GRAFTON – The renovated Grafton Public Library marked its official grand opening with a ribbon cutting on Dec. 17.
“It’s definitely an exciting time for the Town of Grafton and our community,” said Doug Bowman, who is on the Grafton Library Planning and Building Committee. “We’ve been waiting for this moment, I think, for maybe 100 years. It’s definitely great.”
Grafton broke ground on the project about two years ago. In the meantime, while the project was under construction, the library moved its operations to a temporary space in North Grafton.
In its first month of reopening in its permanent space, the library has issued 186 new library cards and checked out over 10,000 items.
“The people of Grafton came together and made this place become a place that we go for educational purposes and more — that of discovery, curiosity, invention, reflection and celebrating the greatest gifts of humanity,” Select Board Chair Peter Carlson said. “I would like to say to the Grafton Public Library staff, the volunteers, and the people of Grafton: ‘Welcome home.’”

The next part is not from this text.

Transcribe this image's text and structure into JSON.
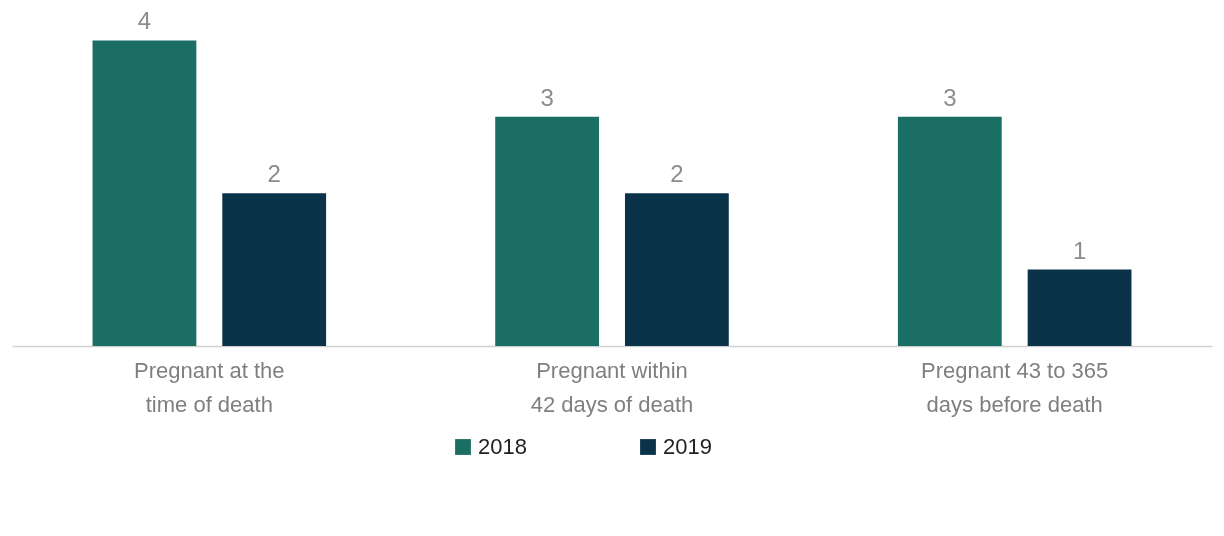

A number of officials joined Carlson in the ceremony, Dec. 17, including Congressman Jim McGovern, Sen. Michael Moore and Rep. David Muradian.
“Beth, in the nicest way, bugged the heck out of Sen. Moore and myself a million times to do everything we could to secure state funding,” Muradian said, referencing Library Director Beth Gallaway. “Beth, congratulations. You all did it.”
Muradian said he’s already used the library twice, joking that he and staff could work on it if he has any overdue books.
“You can tell a lot about what a community values by its library,” McGovern said. “Your investment in this major renovation speaks volumes about what Grafton is all about.”
The Grafton Public Library was built in 1927. According to the library’s website, the original library had a collection of 5,000 items to serve 6,000 Grafton residents. At that time, the library was only open for a few hours each week.
By 2016, there were over 45,000 items and over 77,000 visitors. Library staff said the space was only intended for 35,000 items.
The crews worked to incorporate parts of the old library into the new one. As such, one of the first things that individuals step on when they walk into the new library is marble from the stacks and floors of the old structure.
Library Trustee Aaron Vandesteen joked that the new library lost some of the “quirky” things that gave it character, such as a winding staircase to the first floor and a stage in the children’s room.
But it has gained a public meeting space, a large print reading room, a teen space and the retained Wheelock reading room.
“A library isn’t really a collection of things and parts that make up the building, but the community of people and memories that we create there,” Vandesteen said.
Gallaway shared stories of walking through the library following her first interview for the job there. She shared stories of how her daughter has grown up in the library.
Her first date with her now fiancé was supposed to be the day after the vote in 2017 to fund the project.
“I was so excited that I called him and was like, ‘You should come and celebrate with me now,’” Gallaway recalled.
Now, the pair will celebrate their wedding at the Grafton Common in the spring with a reception in the library.